14. The system of claim 13, wherein the cryptographic platform is configured to transmit the extended field with the plaintext data to the electronic order matching platform.

15. The system of claim 13, wherein the cryptographic platform and the electronic order matching platform are operating a single computer system.

16. The system of claim 13, wherein the cryptographic platform operates on first computer system, and the electronic order matching platform operates on a second computer system.

17. The system of claim 13, wherein the cryptographic platform and the electronic order matching platform are operating across a distributed computer system.

18. The system of claim 13, wherein the electronic order matching platform is configured to receive user input from the user authorizing the transmission of the plaintext data from the cryptographic platform to the electronic order matching platform.

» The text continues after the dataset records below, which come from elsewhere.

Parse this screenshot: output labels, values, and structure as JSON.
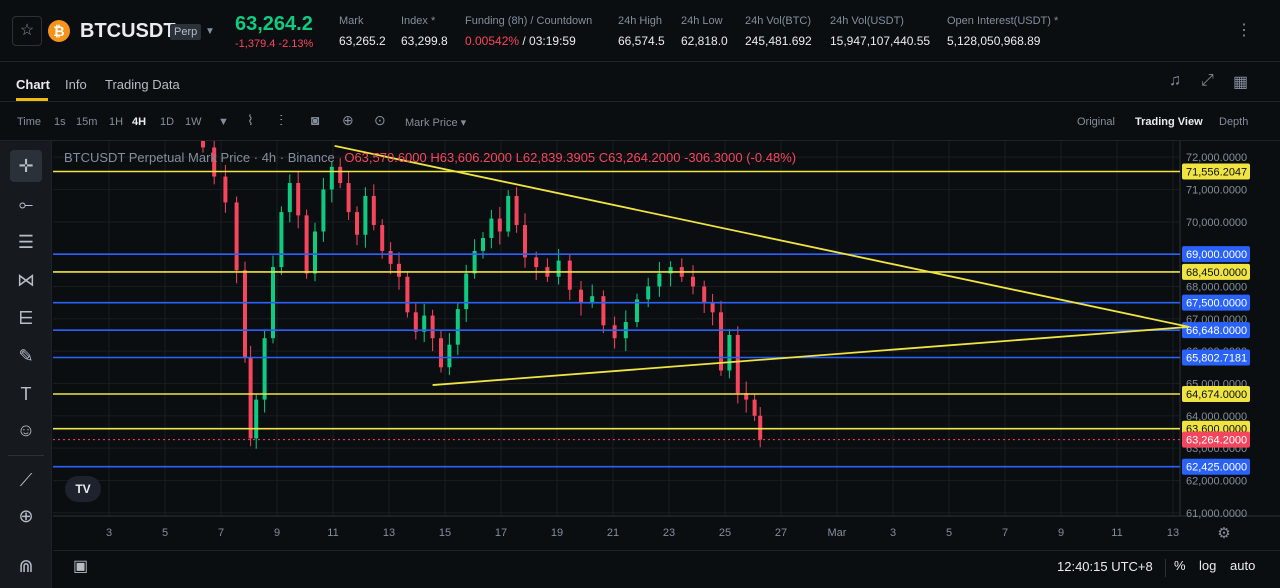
{
  "header": {
    "symbol": "BTCUSDT",
    "contract": "Perp",
    "last_price": "63,264.2",
    "change": "-1,379.4  -2.13%",
    "stats": [
      {
        "label": "Mark",
        "value": "63,265.2"
      },
      {
        "label": "Index *",
        "value": "63,299.8"
      },
      {
        "label": "Funding (8h) / Countdown",
        "value_rate": "0.00542%",
        "value_rest": " / 03:19:59"
      },
      {
        "label": "24h High",
        "value": "66,574.5"
      },
      {
        "label": "24h Low",
        "value": "62,818.0"
      },
      {
        "label": "24h Vol(BTC)",
        "value": "245,481.692"
      },
      {
        "label": "24h Vol(USDT)",
        "value": "15,947,107,440.55"
      },
      {
        "label": "Open Interest(USDT) *",
        "value": "5,128,050,968.89"
      }
    ]
  },
  "tabs": [
    "Chart",
    "Info",
    "Trading Data"
  ],
  "toolbar": {
    "intervals": [
      "Time",
      "1s",
      "15m",
      "1H",
      "4H",
      "1D",
      "1W"
    ],
    "active_interval": "4H",
    "price_type": "Mark Price",
    "views": [
      "Original",
      "Trading View",
      "Depth"
    ],
    "active_view": "Trading View"
  },
  "legend": {
    "title": "BTCUSDT Perpetual Mark Price · 4h · Binance",
    "ohlc": "O63,570.6000 H63,606.2000 L62,839.3905 C63,264.2000 -306.3000 (-0.48%)"
  },
  "footer": {
    "time": "12:40:15 UTC+8",
    "percent": "%",
    "log": "log",
    "auto": "auto"
  },
  "chart_data": {
    "type": "candlestick",
    "title": "BTCUSDT Perpetual Mark Price · 4h · Binance",
    "x_ticks": [
      "3",
      "5",
      "7",
      "9",
      "11",
      "13",
      "15",
      "17",
      "19",
      "21",
      "23",
      "25",
      "27",
      "Mar",
      "3",
      "5",
      "7",
      "9",
      "11",
      "13"
    ],
    "y_ticks": [
      72000,
      71000,
      70000,
      69000,
      68000,
      67000,
      66000,
      65000,
      64000,
      63000,
      62000,
      61000
    ],
    "ylim": [
      60900,
      72500
    ],
    "horizontal_lines": [
      {
        "price": 71556.2047,
        "label": "71,556.2047",
        "color": "#f0e442"
      },
      {
        "price": 69000.0,
        "label": "69,000.0000",
        "color": "#2962ff"
      },
      {
        "price": 68450.0,
        "label": "68,450.0000",
        "color": "#f0e442"
      },
      {
        "price": 67500.0,
        "label": "67,500.0000",
        "color": "#2962ff"
      },
      {
        "price": 66648.0,
        "label": "66,648.0000",
        "color": "#2962ff"
      },
      {
        "price": 65802.7181,
        "label": "65,802.7181",
        "color": "#2962ff"
      },
      {
        "price": 64674.0,
        "label": "64,674.0000",
        "color": "#f0e442"
      },
      {
        "price": 63600.0,
        "label": "63,600.0000",
        "color": "#f0e442"
      },
      {
        "price": 62425.0,
        "label": "62,425.0000",
        "color": "#2962ff"
      }
    ],
    "current_price": {
      "price": 63264.2,
      "label": "63,264.2000",
      "color": "#f6465d"
    },
    "trendlines": [
      {
        "from": {
          "day": 9.2,
          "price": 72350
        },
        "to": {
          "day": 101.5,
          "price": 66750
        },
        "color": "#f0e442"
      },
      {
        "from": {
          "day": 12.7,
          "price": 64950
        },
        "to": {
          "day": 101.5,
          "price": 66750
        },
        "color": "#f0e442"
      }
    ],
    "candles_close_path": [
      [
        4.5,
        72300
      ],
      [
        4.9,
        71400
      ],
      [
        5.3,
        70600
      ],
      [
        5.7,
        68500
      ],
      [
        6.0,
        65800
      ],
      [
        6.2,
        63300
      ],
      [
        6.4,
        64500
      ],
      [
        6.7,
        66400
      ],
      [
        7.0,
        68600
      ],
      [
        7.3,
        70300
      ],
      [
        7.6,
        71200
      ],
      [
        7.9,
        70200
      ],
      [
        8.2,
        68400
      ],
      [
        8.5,
        69700
      ],
      [
        8.8,
        71000
      ],
      [
        9.1,
        71700
      ],
      [
        9.4,
        71200
      ],
      [
        9.7,
        70300
      ],
      [
        10.0,
        69600
      ],
      [
        10.3,
        70800
      ],
      [
        10.6,
        69900
      ],
      [
        10.9,
        69100
      ],
      [
        11.2,
        68700
      ],
      [
        11.5,
        68300
      ],
      [
        11.8,
        67200
      ],
      [
        12.1,
        66600
      ],
      [
        12.4,
        67100
      ],
      [
        12.7,
        66400
      ],
      [
        13.0,
        65500
      ],
      [
        13.3,
        66200
      ],
      [
        13.6,
        67300
      ],
      [
        13.9,
        68400
      ],
      [
        14.2,
        69100
      ],
      [
        14.5,
        69500
      ],
      [
        14.8,
        70100
      ],
      [
        15.1,
        69700
      ],
      [
        15.4,
        70800
      ],
      [
        15.7,
        69900
      ],
      [
        16.0,
        68900
      ],
      [
        16.4,
        68600
      ],
      [
        16.8,
        68300
      ],
      [
        17.2,
        68800
      ],
      [
        17.6,
        67900
      ],
      [
        18.0,
        67500
      ],
      [
        18.4,
        67700
      ],
      [
        18.8,
        66800
      ],
      [
        19.2,
        66400
      ],
      [
        19.6,
        66900
      ],
      [
        20.0,
        67600
      ],
      [
        20.4,
        68000
      ],
      [
        20.8,
        68400
      ],
      [
        21.2,
        68600
      ],
      [
        21.6,
        68300
      ],
      [
        22.0,
        68000
      ],
      [
        22.4,
        67500
      ],
      [
        22.7,
        67200
      ],
      [
        23.0,
        65400
      ],
      [
        23.3,
        66500
      ],
      [
        23.6,
        64700
      ],
      [
        23.9,
        64500
      ],
      [
        24.2,
        64000
      ],
      [
        24.4,
        63264
      ]
    ]
  }
}
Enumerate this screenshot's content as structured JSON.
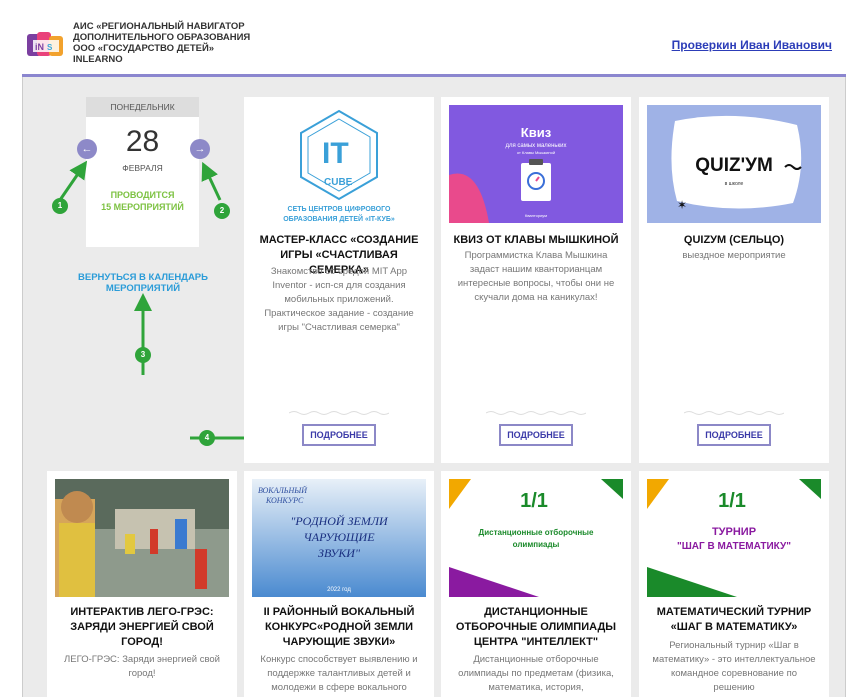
{
  "header": {
    "title_lines": [
      "АИС «РЕГИОНАЛЬНЫЙ НАВИГАТОР",
      "ДОПОЛНИТЕЛЬНОГО ОБРАЗОВАНИЯ",
      "ООО «ГОСУДАРСТВО ДЕТЕЙ»",
      "INLEARNO"
    ],
    "user_name": "Проверкин Иван Иванович"
  },
  "date_panel": {
    "weekday": "ПОНЕДЕЛЬНИК",
    "day": "28",
    "month": "ФЕВРАЛЯ",
    "events_line1": "ПРОВОДИТСЯ",
    "events_line2": "15 МЕРОПРИЯТИЙ",
    "prev_icon": "arrow-left-icon",
    "next_icon": "arrow-right-icon",
    "back_link": "ВЕРНУТЬСЯ В КАЛЕНДАРЬ МЕРОПРИЯТИЙ"
  },
  "annotations": [
    "1",
    "2",
    "3",
    "4"
  ],
  "cards": [
    {
      "title": "МАСТЕР-КЛАСС «СОЗДАНИЕ ИГРЫ «СЧАСТЛИВАЯ СЕМЕРКА»",
      "description": "Знакомство со средой MIT App Inventor - исп-ся для создания мобильных приложений. Практическое задание - создание игры \"Счастливая семерка\"",
      "image_caption_line1": "СЕТЬ ЦЕНТРОВ ЦИФРОВОГО",
      "image_caption_line2": "ОБРАЗОВАНИЯ ДЕТЕЙ «IT-КУБ»",
      "logo_letters": "IT",
      "logo_word": "CUBE",
      "button": "ПОДРОБНЕЕ"
    },
    {
      "title": "КВИЗ ОТ КЛАВЫ МЫШКИНОЙ",
      "description": "Программистка Клава Мышкина задаст нашим кванторианцам интересные вопросы, чтобы они не скучали дома на каникулах!",
      "image_heading": "Квиз",
      "image_sub": "для самых маленьких",
      "image_tiny": "от Клавы Мышкиной",
      "image_bottom": "Кванториум",
      "button": "ПОДРОБНЕЕ"
    },
    {
      "title": "QUIZУМ (СЕЛЬЦО)",
      "description": "выездное мероприятие",
      "image_logo": "QUIZ'УМ",
      "image_sub": "в школе",
      "button": "ПОДРОБНЕЕ"
    },
    {
      "title": "ИНТЕРАКТИВ ЛЕГО-ГРЭС: ЗАРЯДИ ЭНЕРГИЕЙ СВОЙ ГОРОД!",
      "description": "ЛЕГО-ГРЭС: Заряди энергией свой город!"
    },
    {
      "title": "II РАЙОННЫЙ ВОКАЛЬНЫЙ КОНКУРС«РОДНОЙ ЗЕМЛИ ЧАРУЮЩИЕ ЗВУКИ»",
      "description": "Конкурс способствует выявлению и поддержке талантливых детей и молодежи в сфере вокального",
      "image_text_1": "ВОКАЛЬНЫЙ",
      "image_text_2": "КОНКУРС",
      "image_text_3": "\"РОДНОЙ ЗЕМЛИ",
      "image_text_4": "ЧАРУЮЩИЕ",
      "image_text_5": "ЗВУКИ\"",
      "image_year": "2022 год"
    },
    {
      "title": "ДИСТАНЦИОННЫЕ ОТБОРОЧНЫЕ ОЛИМПИАДЫ ЦЕНТРА \"ИНТЕЛЛЕКТ\"",
      "description": "Дистанционные отборочные олимпиады по предметам (физика, математика, история,",
      "image_text_1": "Дистанционные отборочные",
      "image_text_2": "олимпиады"
    },
    {
      "title": "МАТЕМАТИЧЕСКИЙ ТУРНИР «ШАГ В МАТЕМАТИКУ»",
      "description": "Региональный турнир «Шаг в математику» - это интеллектуальное командное соревнование по решению",
      "image_text_1": "ТУРНИР",
      "image_text_2": "\"ШАГ В МАТЕМАТИКУ\""
    }
  ],
  "colors": {
    "accent": "#8b86cf",
    "link": "#2c3db8",
    "green": "#7dc242",
    "annotation_green": "#2fa43a"
  }
}
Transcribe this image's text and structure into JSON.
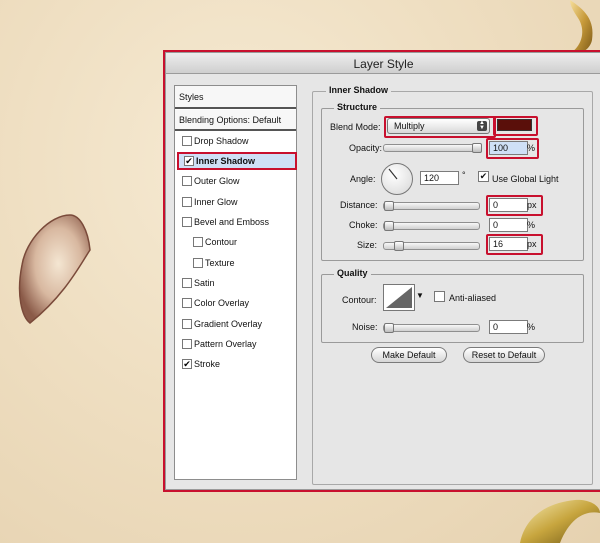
{
  "window": {
    "title": "Layer Style"
  },
  "styles_panel": {
    "header": "Styles",
    "blending_options": "Blending Options: Default",
    "items": [
      {
        "label": "Drop Shadow",
        "checked": false
      },
      {
        "label": "Inner Shadow",
        "checked": true,
        "selected": true
      },
      {
        "label": "Outer Glow",
        "checked": false
      },
      {
        "label": "Inner Glow",
        "checked": false
      },
      {
        "label": "Bevel and Emboss",
        "checked": false
      },
      {
        "label": "Contour",
        "checked": false,
        "indent": true
      },
      {
        "label": "Texture",
        "checked": false,
        "indent": true
      },
      {
        "label": "Satin",
        "checked": false
      },
      {
        "label": "Color Overlay",
        "checked": false
      },
      {
        "label": "Gradient Overlay",
        "checked": false
      },
      {
        "label": "Pattern Overlay",
        "checked": false
      },
      {
        "label": "Stroke",
        "checked": true
      }
    ]
  },
  "inner_shadow": {
    "section_title": "Inner Shadow",
    "structure": {
      "group_title": "Structure",
      "blend_mode_label": "Blend Mode:",
      "blend_mode_value": "Multiply",
      "shadow_color": "#5a0f0a",
      "opacity_label": "Opacity:",
      "opacity_value": "100",
      "opacity_unit": "%",
      "angle_label": "Angle:",
      "angle_value": "120",
      "angle_unit": "°",
      "use_global_light_label": "Use Global Light",
      "use_global_light_checked": true,
      "distance_label": "Distance:",
      "distance_value": "0",
      "distance_unit": "px",
      "choke_label": "Choke:",
      "choke_value": "0",
      "choke_unit": "%",
      "size_label": "Size:",
      "size_value": "16",
      "size_unit": "px"
    },
    "quality": {
      "group_title": "Quality",
      "contour_label": "Contour:",
      "anti_aliased_label": "Anti-aliased",
      "anti_aliased_checked": false,
      "noise_label": "Noise:",
      "noise_value": "0",
      "noise_unit": "%"
    },
    "buttons": {
      "make_default": "Make Default",
      "reset_to_default": "Reset to Default"
    }
  },
  "colors": {
    "highlight": "#c8102e",
    "selected_row": "#cfe0f6"
  }
}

19. The system of claim 18, wherein the electronic order matching is platform configured to assess a penalty on the user based on failure to receive authorization from the user to transmit the plaintext data from the cryptographic platform to the order platform within a predetermined period of time.

20. The system of claim 13, wherein the cryptographic commitment is generated based on a hash function.

21. The system of claim 13, wherein the cryptographic commitment is configured to be signed digitally by the user.

22. The system of claim 13, wherein the electronic distributed ledger technology is a blockchain.

23. The system of claim 13, wherein the cryptographic commitment is assigned the time priority by a mining node.

24. The system of claim 13, wherein the completion of the trade order matching is performed by a central processing entity system.

25. The system of claim 13, wherein the completion of the trade order matching is performed by a plurality of users utilizing the cryptographic commitment-based system.